Cezaevlerinde tutuklular arasında yaratılacak sosyal aktiviteler onları normal yaşamdan kopmalarını önler.
Bu aktivitelerin en başında spor gelir. Bu yoldan cezaevleri arasında sportif karşılaşmalar yapılarak tutukluların normal yaşama dönüşüne hazırlık yapılabilir.
Cezaevleri arası bilgi yarışmaları...
Mesleki kurslar...
Kitap okuma yarışmaları...
Şiir, kısa öykü, deneme yazma, resim, karikatür, musıki kursları vb. ruhsal dinlenmeyi sağlayacak etkinlikler yaşayıp cezaevinden çıkacak insanların yaşama uyumda zorluk yaşayacağını düşünemeyiz.

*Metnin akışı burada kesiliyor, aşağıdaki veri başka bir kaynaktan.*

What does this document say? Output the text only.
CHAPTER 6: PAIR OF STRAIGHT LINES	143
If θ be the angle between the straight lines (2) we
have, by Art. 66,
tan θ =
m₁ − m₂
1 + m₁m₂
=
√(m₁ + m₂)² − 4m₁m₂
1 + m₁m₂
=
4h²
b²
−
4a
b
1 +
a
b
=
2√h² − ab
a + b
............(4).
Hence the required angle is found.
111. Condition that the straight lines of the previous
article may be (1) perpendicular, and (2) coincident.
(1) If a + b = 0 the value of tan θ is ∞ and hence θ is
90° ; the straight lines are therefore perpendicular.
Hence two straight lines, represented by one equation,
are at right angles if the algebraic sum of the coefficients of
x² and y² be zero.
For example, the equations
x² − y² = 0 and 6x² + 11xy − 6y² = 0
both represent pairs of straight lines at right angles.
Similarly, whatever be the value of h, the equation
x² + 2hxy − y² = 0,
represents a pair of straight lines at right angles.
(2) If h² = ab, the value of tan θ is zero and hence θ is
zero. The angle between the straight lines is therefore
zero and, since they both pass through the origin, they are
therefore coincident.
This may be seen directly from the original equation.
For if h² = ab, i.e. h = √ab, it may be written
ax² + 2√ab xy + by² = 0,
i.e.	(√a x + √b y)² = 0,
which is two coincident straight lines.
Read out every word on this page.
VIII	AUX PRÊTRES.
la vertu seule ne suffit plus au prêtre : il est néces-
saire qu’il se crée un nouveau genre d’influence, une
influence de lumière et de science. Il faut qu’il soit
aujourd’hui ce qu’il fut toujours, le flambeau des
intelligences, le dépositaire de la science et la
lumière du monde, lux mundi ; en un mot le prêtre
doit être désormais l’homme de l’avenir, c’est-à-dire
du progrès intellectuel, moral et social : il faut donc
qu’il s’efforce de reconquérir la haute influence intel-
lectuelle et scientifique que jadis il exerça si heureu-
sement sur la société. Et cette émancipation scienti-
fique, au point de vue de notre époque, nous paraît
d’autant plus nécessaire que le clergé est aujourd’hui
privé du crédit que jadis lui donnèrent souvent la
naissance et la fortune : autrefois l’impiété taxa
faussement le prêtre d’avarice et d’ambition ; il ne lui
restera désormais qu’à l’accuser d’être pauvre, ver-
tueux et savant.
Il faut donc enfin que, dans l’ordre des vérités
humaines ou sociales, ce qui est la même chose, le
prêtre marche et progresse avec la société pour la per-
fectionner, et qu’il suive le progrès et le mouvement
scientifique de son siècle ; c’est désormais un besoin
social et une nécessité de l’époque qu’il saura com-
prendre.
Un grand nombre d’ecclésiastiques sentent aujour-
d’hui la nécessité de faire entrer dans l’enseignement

Bugün ülkemiz cezaevlerinde sözünü ettiğim kültürel, sanatsal etkinliklerin gerçekleştirilme olanağı nedir bilemiyoruz.
İçeriden çıkan her insanın cezaevinin koşullarından yakınması bu ıslah kurumlarının yetersiz olduğunu gösteriyor.
Cezaevlerini siyasal amaçlar için af yoluyla boşaltalım!
Bahane olarak doluluk durumlarını gerekçe gösterelim...
Ama unutmayalım ki; toplumsal yaşamın ayarlarıyla oynamak, yeni yeni cinayetler, yeni tutuklular yaratmak olur.
Bugün ülkenin en büyük gereksinimi giderek boyut kazanan "siyasal barış"a gereksinimi var.